Just what do Diana and Charlotte mean by ‘sugar free’? Coming out of December, when we had advent calendars on our desks all month and ate more mince pies than Brussels sprouts, these two little words are pretty daunting. “People immediately presume that if you give up eating sugar then you really restrict what you can and can’t eat, which is so not the case. We eat anything and everything that’s REAL!” says Diana cheerfully. “In short, we avoid all processed/preserved goods, and any ‘food’ that has a shelf life or comes in a plastic wrapper.”
The sisters defeated their own sugar demons a year ago when they were given a copy of sugar free recipe bible I Quit Sugar. This came after multiple attempts at trying to heal themselves “from the inside out; one of us suffered from severe allergies and the other was desperate to come off IBS prescribed meds after seven years”. Quitting sugar was the first thing that had a positive effect. “We became more and more intrigued by the detrimental consequences of sugar, and how it affected everything from the brain to the gut and liver. We then got so excited about creating new sugar free recipes!” And so Sugar Free Siblings was born.
Their credentials? Charlotte’s a holistic health coach, trained in spirituality, exercise, relationships and career (“our primary nutrition”), plus food, of course. Diana qualified as a nutritional therapist after a three-year diploma. Plus they’ve “always been mega foodies, cooking all over the world as private chefs” (as you do).

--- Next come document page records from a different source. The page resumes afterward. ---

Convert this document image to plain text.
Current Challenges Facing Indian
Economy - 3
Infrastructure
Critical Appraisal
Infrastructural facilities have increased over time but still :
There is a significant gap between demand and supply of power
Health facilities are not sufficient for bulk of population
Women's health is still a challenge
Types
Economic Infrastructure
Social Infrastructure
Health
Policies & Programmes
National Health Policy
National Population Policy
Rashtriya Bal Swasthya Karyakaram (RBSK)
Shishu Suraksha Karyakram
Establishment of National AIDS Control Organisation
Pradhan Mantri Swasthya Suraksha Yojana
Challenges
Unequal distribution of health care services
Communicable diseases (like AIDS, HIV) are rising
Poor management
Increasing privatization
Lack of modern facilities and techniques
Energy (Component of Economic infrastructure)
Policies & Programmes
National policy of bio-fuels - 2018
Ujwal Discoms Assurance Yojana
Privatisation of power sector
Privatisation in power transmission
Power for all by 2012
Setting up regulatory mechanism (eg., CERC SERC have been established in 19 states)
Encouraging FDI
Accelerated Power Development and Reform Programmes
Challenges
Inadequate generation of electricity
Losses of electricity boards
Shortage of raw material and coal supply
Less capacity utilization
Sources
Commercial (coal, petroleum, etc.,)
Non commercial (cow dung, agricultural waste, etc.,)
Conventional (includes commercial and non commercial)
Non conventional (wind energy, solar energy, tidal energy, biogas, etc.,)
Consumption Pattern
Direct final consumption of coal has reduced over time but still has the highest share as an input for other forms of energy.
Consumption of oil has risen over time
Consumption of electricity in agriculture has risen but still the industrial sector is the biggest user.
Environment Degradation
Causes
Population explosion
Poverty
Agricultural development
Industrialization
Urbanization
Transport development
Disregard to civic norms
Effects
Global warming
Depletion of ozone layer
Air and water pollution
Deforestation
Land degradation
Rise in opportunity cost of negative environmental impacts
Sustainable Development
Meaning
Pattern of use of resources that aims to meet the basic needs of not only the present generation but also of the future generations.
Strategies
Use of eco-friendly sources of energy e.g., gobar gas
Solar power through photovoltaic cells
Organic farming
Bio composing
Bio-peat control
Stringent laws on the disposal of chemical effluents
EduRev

However, is it easy to practice what they preach, especially when ANY kind of sugar (whether from “honey, agave, table sugar, maple syrup, dried fruit, coconut sugar, palm sugar etc”) has the same blood sugar spiking effect when consumed?

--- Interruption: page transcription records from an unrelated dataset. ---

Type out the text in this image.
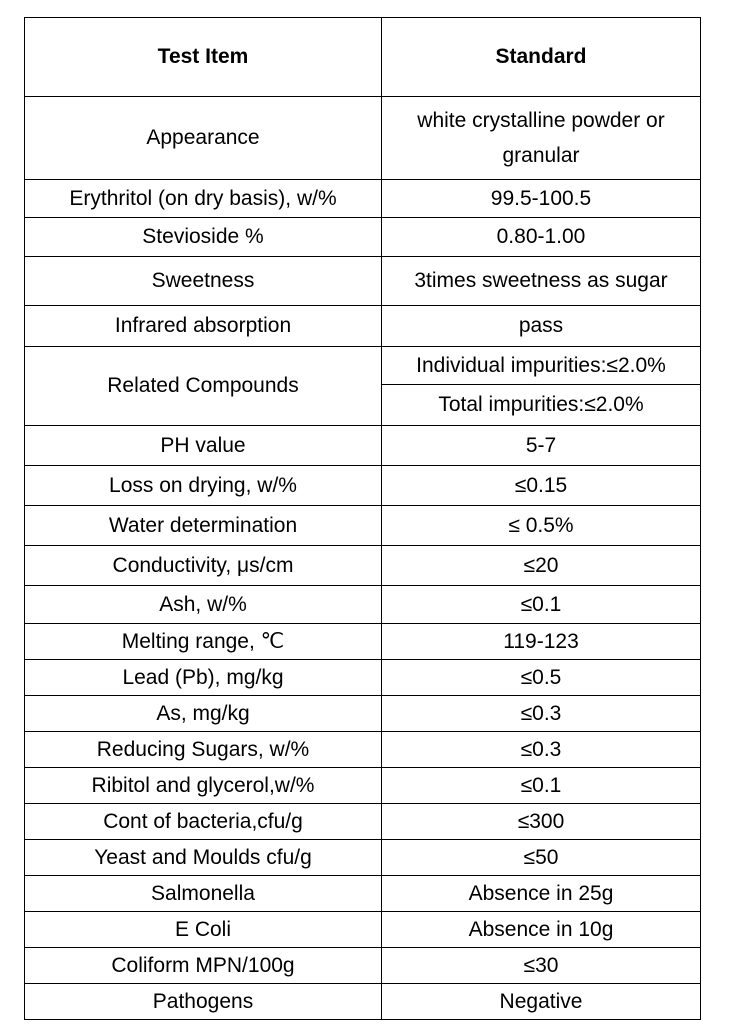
Test Item	Standard
Appearance	white crystalline powder or granular
Erythritol (on dry basis), w/%	99.5-100.5
Stevioside %	0.80-1.00
Sweetness	3times sweetness as sugar
Infrared absorption	pass
Related Compounds	Individual impurities:≤2.0%
	Total impurities:≤2.0%
PH value	5-7
Loss on drying, w/%	≤0.15
Water determination	≤ 0.5%
Conductivity, μs/cm	≤20
Ash, w/%	≤0.1
Melting range, ℃	119-123
Lead (Pb), mg/kg	≤0.5
As, mg/kg	≤0.3
Reducing Sugars, w/%	≤0.3
Ribitol and glycerol,w/%	≤0.1
Cont of bacteria,cfu/g	≤300
Yeast and Moulds cfu/g	≤50
Salmonella	Absence in 25g
E Coli	Absence in 10g
Coliform MPN/100g	≤30
Pathogens	Negative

It all comes down to cooking at home, from scratch, says Diana – because if you know what goes into your food, “that knowledge is the most powerful key when it comes to nourishment”. As a starter for ten, avoid dried fruit (“very high concentrations of fructose”), jams (“we know, a big hit – but fresh berry and chia jam is amazeballs”), cheap bread, sauces, mueslis and granolas (“even no added sugar varieties are packed with dried fruit”).
They don’t cheat either. Diana does confess to “a couple of espresso martinis throughout the year and a spoonful of Granny’s infamous Brandy Butter on Christmas Day” (reassuring us she’s a normal human being) – but “other than that I can wholeheartedly say I’m not a cheater!” Charlotte explains that, “when you stop eating sugar, your taste buds change (over a matter of weeks – normally 3 to 8), so things taste very different, therefore what you want and crave also changes.” Try it for yourself.